Algeria is a country with a medium share in global oil and gas exports. But the energy crisis in Europe has provided an opportunity for the North African country to emerge. Specifically, a few weeks ago, Italian Prime Minister Mario Draghi visited the capital Algiers to promote a natural gas import agreement with Algeria. Through a pipeline running below the Mediterranean, Italy plans to increase its gas imports from the country by 40%.
In addition to Algeria, Angola, Nigeria, Congo is also emerging as a bright spot in terms of potential energy supply for Europe. Meanwhile, a few other countries are still looking to reliable liquefied natural gas (LNG) suppliers such as the US and Qatar despite higher prices after gradually reducing imports from Russia.
Energy prices are increasing day by day
Prices of natural gas, oil, and coal have risen sharply since last year. “This is actually a bigger energy crisis than the 1970s. That period was simpler, because there was just a shortage of oil,” said Daniel Yergin, energy historian and vice president of S&P Global.

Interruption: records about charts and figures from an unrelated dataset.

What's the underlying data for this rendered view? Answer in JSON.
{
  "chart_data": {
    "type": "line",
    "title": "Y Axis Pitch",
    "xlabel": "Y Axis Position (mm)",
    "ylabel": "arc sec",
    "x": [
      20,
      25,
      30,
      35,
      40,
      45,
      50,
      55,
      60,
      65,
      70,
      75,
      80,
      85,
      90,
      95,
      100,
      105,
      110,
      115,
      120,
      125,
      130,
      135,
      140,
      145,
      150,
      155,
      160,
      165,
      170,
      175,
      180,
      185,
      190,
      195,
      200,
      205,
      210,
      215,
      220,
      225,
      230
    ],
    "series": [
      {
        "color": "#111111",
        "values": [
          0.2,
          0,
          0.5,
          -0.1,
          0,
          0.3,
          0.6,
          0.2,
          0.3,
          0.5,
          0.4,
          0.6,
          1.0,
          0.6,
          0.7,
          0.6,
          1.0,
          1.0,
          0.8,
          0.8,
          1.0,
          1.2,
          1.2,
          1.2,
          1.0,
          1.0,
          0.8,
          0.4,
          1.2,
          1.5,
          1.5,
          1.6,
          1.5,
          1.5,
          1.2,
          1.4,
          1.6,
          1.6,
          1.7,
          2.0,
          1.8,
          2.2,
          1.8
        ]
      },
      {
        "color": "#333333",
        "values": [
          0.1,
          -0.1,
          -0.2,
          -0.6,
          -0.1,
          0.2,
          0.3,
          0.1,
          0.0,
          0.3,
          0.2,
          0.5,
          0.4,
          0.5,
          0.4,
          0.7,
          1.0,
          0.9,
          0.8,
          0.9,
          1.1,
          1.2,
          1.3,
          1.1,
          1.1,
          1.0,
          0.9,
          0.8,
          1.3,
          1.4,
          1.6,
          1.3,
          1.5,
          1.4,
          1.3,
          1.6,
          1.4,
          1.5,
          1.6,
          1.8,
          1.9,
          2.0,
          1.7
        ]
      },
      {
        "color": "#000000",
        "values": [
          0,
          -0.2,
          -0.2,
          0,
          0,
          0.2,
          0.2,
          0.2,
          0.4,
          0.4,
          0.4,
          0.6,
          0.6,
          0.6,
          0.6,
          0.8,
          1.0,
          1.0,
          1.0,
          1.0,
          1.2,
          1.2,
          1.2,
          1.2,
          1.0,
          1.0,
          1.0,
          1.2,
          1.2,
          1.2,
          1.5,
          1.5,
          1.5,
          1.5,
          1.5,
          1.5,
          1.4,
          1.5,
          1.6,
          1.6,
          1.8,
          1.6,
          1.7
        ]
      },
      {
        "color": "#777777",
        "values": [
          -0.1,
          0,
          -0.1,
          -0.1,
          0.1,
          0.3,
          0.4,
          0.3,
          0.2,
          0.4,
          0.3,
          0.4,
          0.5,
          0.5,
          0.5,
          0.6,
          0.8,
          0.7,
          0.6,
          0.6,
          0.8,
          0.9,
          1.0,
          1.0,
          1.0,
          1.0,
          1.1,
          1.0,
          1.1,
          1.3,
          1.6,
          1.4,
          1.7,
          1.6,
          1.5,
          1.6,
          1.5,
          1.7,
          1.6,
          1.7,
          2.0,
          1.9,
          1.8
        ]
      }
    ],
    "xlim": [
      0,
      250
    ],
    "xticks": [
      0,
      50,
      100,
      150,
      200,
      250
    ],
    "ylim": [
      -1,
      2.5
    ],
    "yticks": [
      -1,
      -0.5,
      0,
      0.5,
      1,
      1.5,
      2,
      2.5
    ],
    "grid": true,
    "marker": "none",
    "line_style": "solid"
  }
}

Germany, Europe’s economic locomotive, which depended on more than 50% of its gas supplies from Russia before the war broke out, has reduced this value to 35%. To maintain reserves, the country even plans to allocate energy mainly to important areas.
The EU wants to reduce its dependence on Russian oil and gas by two-thirds this year and completely eliminate it in five years with renewable energy sources and energy conservation solutions. Simone Tagliapietra, energy expert at the Bruegel think tank (Belgium), said the war between Russia and Ukraine is likely to accelerate changes in the EU’s long-term strategy as the bloc adapts to more expensive energy but also more inclusive among member states.

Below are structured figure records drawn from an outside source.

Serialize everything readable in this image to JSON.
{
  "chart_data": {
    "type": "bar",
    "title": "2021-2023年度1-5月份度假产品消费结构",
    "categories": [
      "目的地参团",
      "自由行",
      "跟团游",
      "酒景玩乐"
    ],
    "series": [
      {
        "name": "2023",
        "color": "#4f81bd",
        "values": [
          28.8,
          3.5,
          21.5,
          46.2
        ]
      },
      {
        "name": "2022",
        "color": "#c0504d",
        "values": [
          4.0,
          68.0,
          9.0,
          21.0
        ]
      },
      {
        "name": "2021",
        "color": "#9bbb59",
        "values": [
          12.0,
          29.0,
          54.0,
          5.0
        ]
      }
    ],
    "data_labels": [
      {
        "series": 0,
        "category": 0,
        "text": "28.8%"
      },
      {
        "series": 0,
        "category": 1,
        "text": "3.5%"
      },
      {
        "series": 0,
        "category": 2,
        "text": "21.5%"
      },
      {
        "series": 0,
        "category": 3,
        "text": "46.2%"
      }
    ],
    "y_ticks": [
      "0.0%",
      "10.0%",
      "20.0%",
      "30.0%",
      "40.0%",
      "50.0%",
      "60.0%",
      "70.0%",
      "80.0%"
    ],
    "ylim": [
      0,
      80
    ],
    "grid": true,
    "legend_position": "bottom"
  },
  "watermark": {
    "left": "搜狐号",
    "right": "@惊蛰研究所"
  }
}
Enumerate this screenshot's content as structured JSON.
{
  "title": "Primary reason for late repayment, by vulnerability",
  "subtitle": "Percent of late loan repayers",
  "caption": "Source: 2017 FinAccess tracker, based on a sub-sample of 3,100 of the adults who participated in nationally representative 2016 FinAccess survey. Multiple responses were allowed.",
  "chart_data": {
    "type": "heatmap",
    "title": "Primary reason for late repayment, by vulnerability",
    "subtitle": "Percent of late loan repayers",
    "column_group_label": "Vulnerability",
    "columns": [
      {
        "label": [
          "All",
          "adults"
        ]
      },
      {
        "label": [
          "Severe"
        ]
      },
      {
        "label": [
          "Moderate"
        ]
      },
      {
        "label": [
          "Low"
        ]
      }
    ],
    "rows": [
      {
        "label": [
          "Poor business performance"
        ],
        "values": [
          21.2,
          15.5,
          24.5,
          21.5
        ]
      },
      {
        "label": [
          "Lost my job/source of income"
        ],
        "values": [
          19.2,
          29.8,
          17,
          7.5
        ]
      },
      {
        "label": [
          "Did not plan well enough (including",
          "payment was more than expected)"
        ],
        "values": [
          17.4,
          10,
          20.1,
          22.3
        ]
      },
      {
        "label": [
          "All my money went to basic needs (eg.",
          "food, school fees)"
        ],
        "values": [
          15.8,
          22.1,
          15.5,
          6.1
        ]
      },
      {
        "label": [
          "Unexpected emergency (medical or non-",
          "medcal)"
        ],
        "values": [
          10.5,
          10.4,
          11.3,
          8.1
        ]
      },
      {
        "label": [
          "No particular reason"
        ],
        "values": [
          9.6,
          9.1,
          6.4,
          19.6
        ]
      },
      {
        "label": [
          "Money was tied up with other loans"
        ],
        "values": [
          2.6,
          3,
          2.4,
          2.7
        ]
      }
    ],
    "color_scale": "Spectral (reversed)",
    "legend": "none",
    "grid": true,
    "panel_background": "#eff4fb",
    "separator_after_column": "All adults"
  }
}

Besides, instead of buying energy from Russia at low cost, Europe must first turn to other more expensive sources like the US. To get a vessel carrying LNG from the Gulf of Mexico to Europe, companies have to spend an additional $1.5/1,000 ft3, equivalent to 30-50% of the initial gas purchase cost.
Projects using alternative energy still face many problems
The Greece – Bulgaria pipeline will complement the existing European network, giving Bulgaria and its neighbors new grid connections, access to the expanding global gas market. The project will also connect with the newly built Trans Adriatic pipeline, transporting gas from Azerbaijan and LNG supplying countries via ships such as Qatar, Algeria and the US. In fact, the project has faced many difficulties due to supply chain problems caused by the epidemic. However, construction of the pipeline was completed in early April, while testing at two measurement stations and software installation is in the final stages.
Cliff Kupchan, chairman of political risk consultancy Eurasia Group, said Europe’s transition to renewable energy would be faster. However, this is still a long-term issue and needs a lot of consideration. Renewable energy prices around the world have risen sharply over the past year after nearly two decades of decline. “There are very few new renewable energy contracts that can be signed and ready to start before 2024,” said Flemming Sorenson, Europe vice president of LevelTen Energy, which negotiates power purchase agreements.